The EIA Oil data failed to provide info on changes in the US inventories for investors, however, a slight increase in inventories allowed the prices to expand rally. Followed by the bullish comments from the central bank executives, hinting on the growing energy demand in the global economy. Meanwhile, the production in the US fell by 100,000 barrels to the joy of OPEC officials, gasoline stocks also declined for the second consecutive week due to the start of the traditional travel season.
The WTI barrel almost reached a two-week high at $45, traded on the London Stock Exchange, Brent unhesitatingly creeps up, consolidating before the three-week resistance level at $48.40. The net position for Black Gold has been declining for three weeks in a row, but this week it is likely to show a reversal, as the belief in global demand and OPEC captures the minds of investors.
Attitude to risk in the global market is quite “friendly” – VIX went below 10 points – a historical record of calm, Gold and the Japanese Yen are being traded in the red zone despite the weakness of the US currency. The yield on bonds in the US went up, along with the chances for a third interest rate increase this year, as FED Chairman Janet Yellen’s talks that the crisis could spark new life into the inflation expectations. The German 10-year bonds, which yield has almost doubled in three days, are also not in demand. The demand growth of the Euro has been promoted by a number of positive economic reports, while the accelerating inflation expectations are pushing future payments on investors to reduce their positions in the European stock market, which is mostly trades in the red zone. The leader of the fall was the French CAC 40. Asian markets, as well as emerging markets, are growing thanks to the Oil pickup, expectations of production activity and consumer demand growth, as well as investors’ desire to take advantage and make some nice bets before the rally.
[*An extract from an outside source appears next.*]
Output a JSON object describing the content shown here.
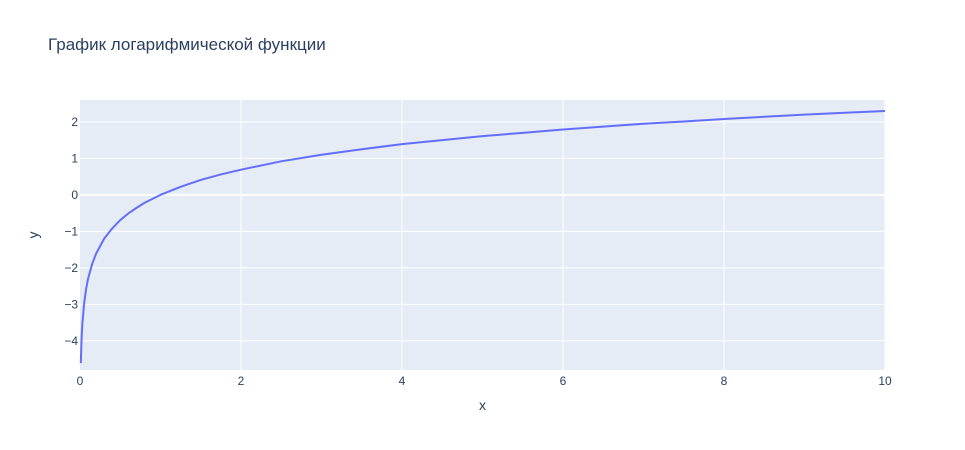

The Pound Sterling broke through a bearish defence on BoE Governor Mark Carney U-turn, who suddenly decided to join the hawks club, which took shape at the ECB Forum. Defending a soft policy just a week ago, he said on Wednesday that the discussion of raising rates could be on the agenda at the upcoming meeting. By sending mixed signals to the market, Carney becomes the fifth official of the Bank, who saw the need to tighten the policy by allowing the Pound to close eyes to all the risks associated with the Brexit and completely immerse itself in playing out the monetary decisions of the Bank. Particular attention could be paid to the concerns of the business investments, wages and labour costs – the economic drivers. Officials believe that it will outweigh the negative effects of raising the borrowing rates. The British currency was also supported by the growth of mortgage approvals, consumer loans, while the Bulls are considering the conquest of the psychologically important peak of $1.30, and have all the chances providing release of the strong UK confidence figures and further weakening of the Dollar.